Morris, Jonathan 07 December 2010 (has links)
Research into the phenomenon of youth suicide is typically guided by quantitative methodologies focused on young people who have attempted or died by suicide. Questions related to epidemiology, etiology, and the development of actuarial measures of risk are often the drivers of these particular kinds of research. Similarly, research into school-based youth suicide prevention curricula is predominantly focused on quantitative measures of the degree to which young people acquire knowledge or change attitudes about suicide, after exposure to a delivered program.
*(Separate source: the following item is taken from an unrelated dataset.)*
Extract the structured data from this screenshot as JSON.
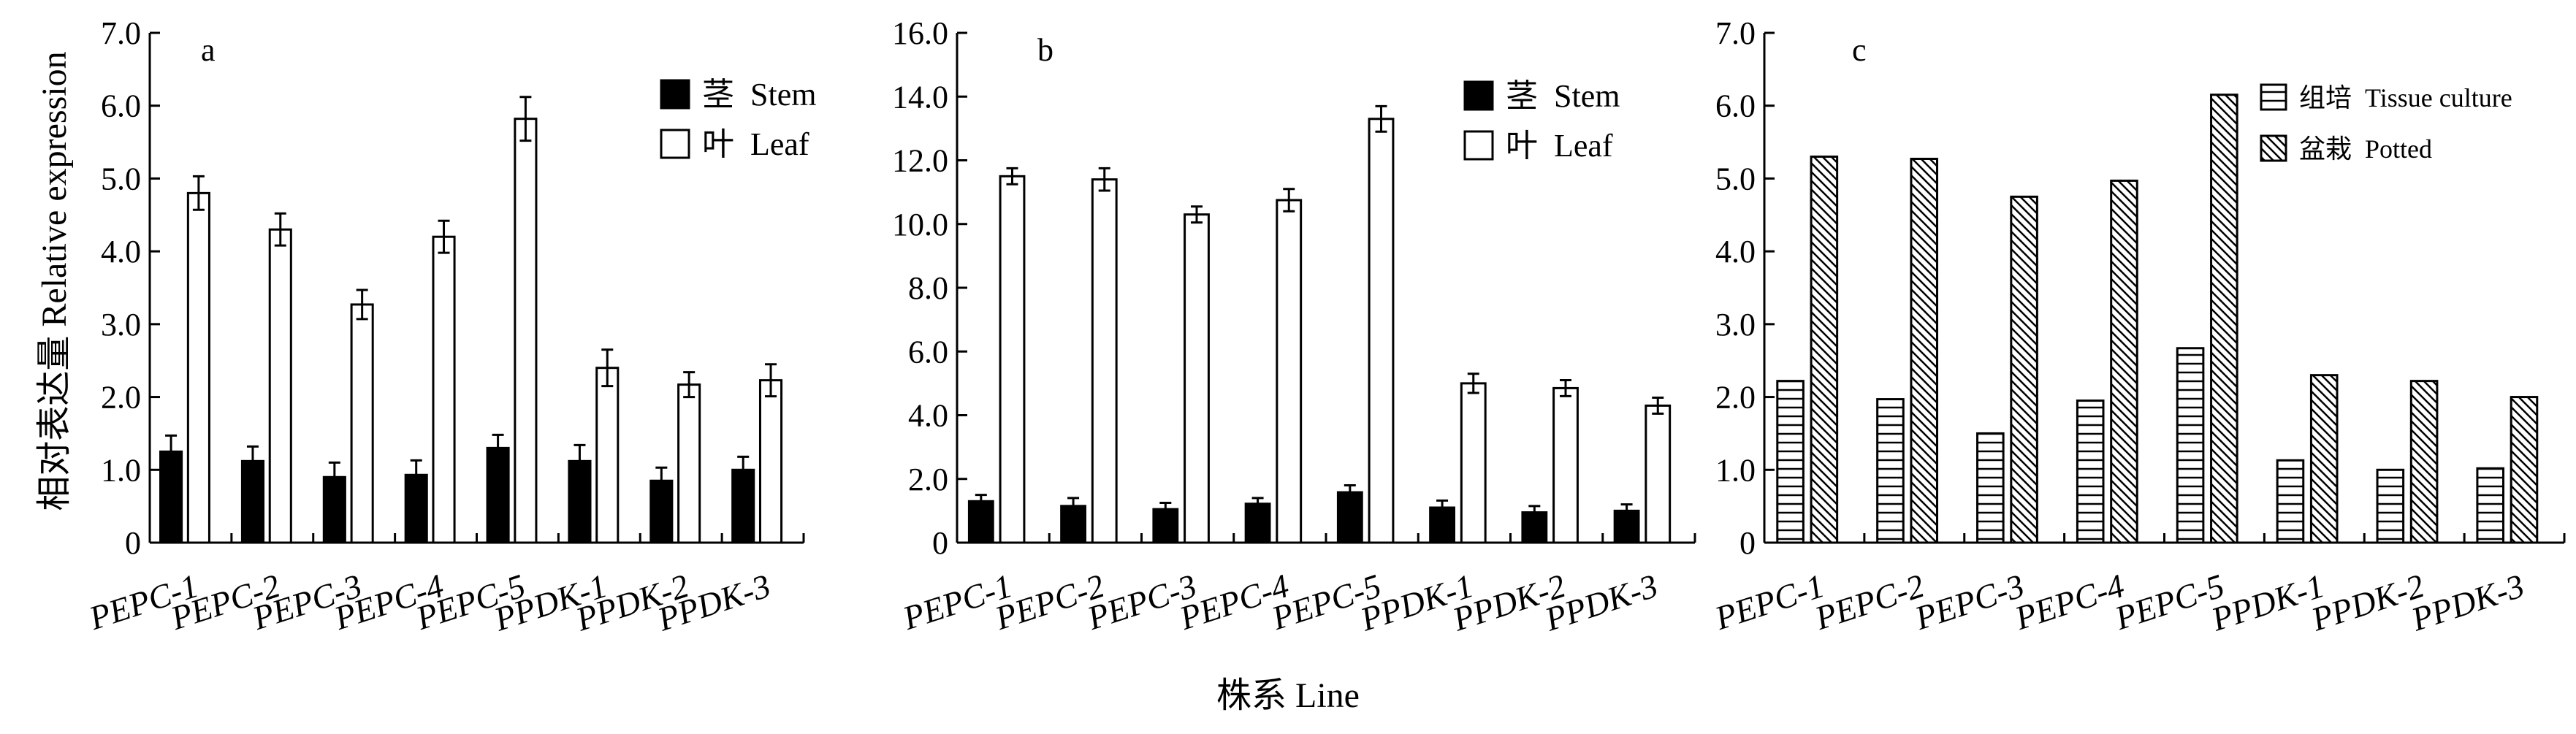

Grounded in post-structural ideas, the purpose of this thesis is to expand upon these mainstream inquiries into youth suicide prevention education through close exploration and analysis of how “suicide” is discursively produced within the context of a classroom delivered curriculum. This study will pay particular attention to the discursive productions of suicide in the curriculum, as well as how these productions result in the constitution of particular objects, concepts, and subjectivities. Transcripts of “naturally occurring classroom talk” will serve as the site of analysis. Troubling contemporary “truth regimes” about suicide and its prevention through close analysis of the discursive frames by which they are produced offers up the potential of re-imagining new possibilities for thinking about and delivering youth suicide prevention education.